2. L’intégration de la jurisprudence dans la réglementation européenne en vigueur

L’article 94 du règlement (UE) du Parlement européen et du Conseil n° 1308/2013 prévoit que la demande d’enregistrement d’une AOP ou d’une IGP présentée par un groupement de producteurs est accompagnée d’un cahier des charges faisant l’objet d’une procédure d’homologation par la Commission européenne16. Le cahier des charges a vocation à régir les conditions de production et certaines conditions de commercialisation des produits bénéficiant de l’indication géographique. Ce fut le règlement (CE) de la Commission n° 607/2009 du 14 juillet 2009 qui intégra en premier la jurisprudence de la Cour de justice et autorisa expressément les cahiers des charges à imposer le conditionnement dans la zone géographique délimitée ou dans une zone à proximité immédiate de celle-ci.
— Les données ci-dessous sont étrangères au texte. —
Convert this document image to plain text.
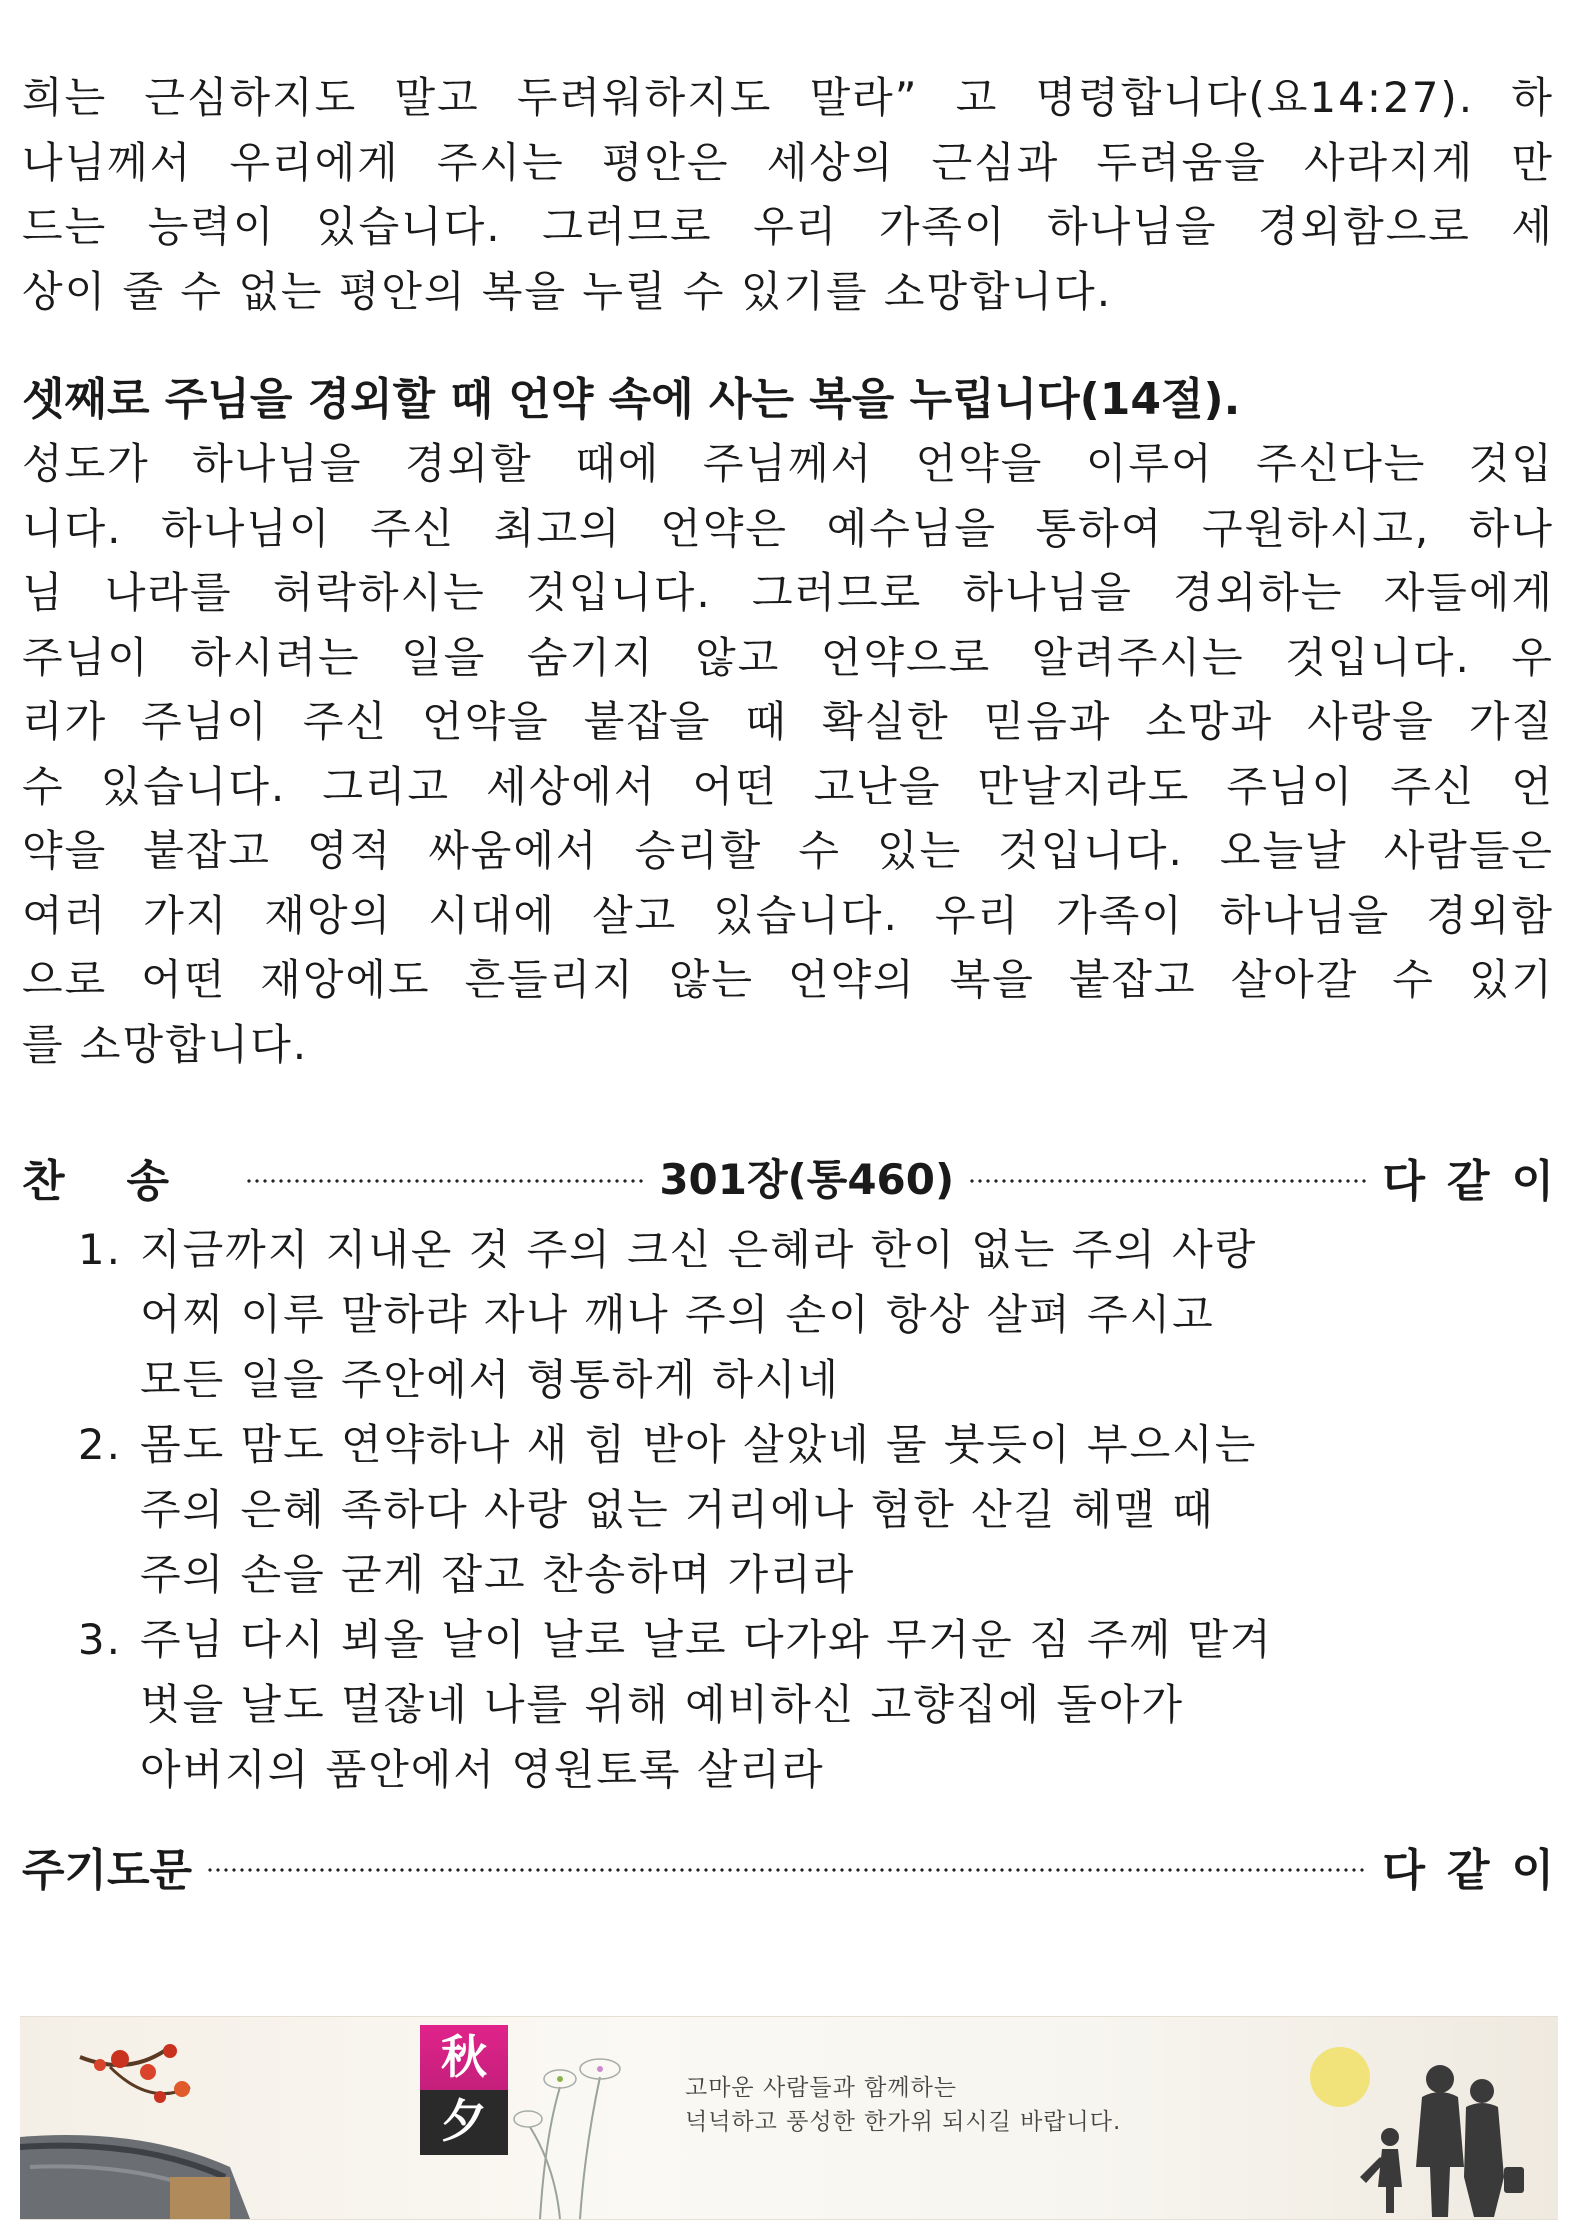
희는 근심하지도 말고 두려워하지도 말라” 고 명령합니다(요14:27). 하
나님께서 우리에게 주시는 평안은 세상의 근심과 두려움을 사라지게 만
드는 능력이 있습니다. 그러므로 우리 가족이 하나님을 경외함으로 세
상이 줄 수 없는 평안의 복을 누릴 수 있기를 소망합니다.
셋째로 주님을 경외할 때 언약 속에 사는 복을 누립니다(14절).
성도가 하나님을 경외할 때에 주님께서 언약을 이루어 주신다는 것입
니다. 하나님이 주신 최고의 언약은 예수님을 통하여 구원하시고, 하나
님 나라를 허락하시는 것입니다. 그러므로 하나님을 경외하는 자들에게
주님이 하시려는 일을 숨기지 않고 언약으로 알려주시는 것입니다. 우
리가 주님이 주신 언약을 붙잡을 때 확실한 믿음과 소망과 사랑을 가질
수 있습니다. 그리고 세상에서 어떤 고난을 만날지라도 주님이 주신 언
약을 붙잡고 영적 싸움에서 승리할 수 있는 것입니다. 오늘날 사람들은
여러 가지 재앙의 시대에 살고 있습니다. 우리 가족이 하나님을 경외함
으로 어떤 재앙에도 흔들리지 않는 언약의 복을 붙잡고 살아갈 수 있기
를 소망합니다.
찬송	301장(통460)	다같이
1. 지금까지 지내온 것 주의 크신 은혜라 한이 없는 주의 사랑
어찌 이루 말하랴 자나 깨나 주의 손이 항상 살펴 주시고
모든 일을 주안에서 형통하게 하시네
2. 몸도 맘도 연약하나 새 힘 받아 살았네 물 붓듯이 부으시는
주의 은혜 족하다 사랑 없는 거리에나 험한 산길 헤맬 때
주의 손을 굳게 잡고 찬송하며 가리라
3. 주님 다시 뵈올 날이 날로 날로 다가와 무거운 짐 주께 맡겨
벗을 날도 멀잖네 나를 위해 예비하신 고향집에 돌아가
아버지의 품안에서 영원토록 살리라
주기도문	다같이
秋
夕
고마운 사람들과 함께하는
넉넉하고 풍성한 한가위 되시길 바랍니다.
Les cahiers des charges devaient toutefois apporter la justification de cette exigence, lesquelles devaient être objectives, non discriminatoires et compatibles avec la législation européenne17. À la suite de l’abrogation du règlement 607/2009, c’est aujourd’hui l’article 4 du règlement délégué (UE) 2019/33 de la Commission, en date du 17 octobre 2018, qui prévoit une telle disposition. Le texte en vigueur est plus précis que le texte antérieur en ce qui concerne la justification à apporter pour démontrer la pertinence du conditionnement dans la zone géographique en question. Les motifs de cette exigence doivent tenir au fait « de sauvegarder la qualité, de garantir l’origine ou d’assurer le contrôle, compte tenu du droit de l’Union, notamment en matière de libre circulation des biens et de libre prestation des services »18. Cette précision du texte européen est en harmonie avec la jurisprudence antérieure de de justice de l’Union européenne relative à l’appellation d’origine Rioja que nous avons rappelée.

Le cahier des charges peut encore prévoir une exception pour la vinification ou le conditionnement en permettant leur réalisation dans une zone à proximité immédiate de la zone géographique délimitée ou dans une zone située dans la même unité administrative ou dans une unité administrative voisine conformément aux règles nationales19. S’agissant de la délimitation par le cahier des charges d’une aire de vinification ou de conditionnement, à proximité immédiate de la zone de l’appellation, le Conseil d’État a été amené à préciser quelques principes dans trois affaires jugées au sujet de l’AOC Pomerol. Tout d’abord, il faut respecter un principe d’égalité entre les opérateurs situés à proximité immédiate20. Ensuite, la zone doit être définie objectivement et rationnellement et ne pas faire de différence de traitement entre les opérateurs, sauf en présence d’une différence objective de situation ou d’un motif d’intérêt général en rapport avec les objectifs poursuivis par le cahier des charges. Il ne faut pas faire non plus de différence entre des communes à vocation viticole situées à une distance semblable de l’appellation21. Enfin, lorsqu’une zone à proximité immédiate a fait l’objet d’une délimitation dans un cahier des charges, on ne peut ensuite exclure cette possibilité sans en apporter la justification objective, compte tenu des dommages occasionnés aux producteurs concernés22.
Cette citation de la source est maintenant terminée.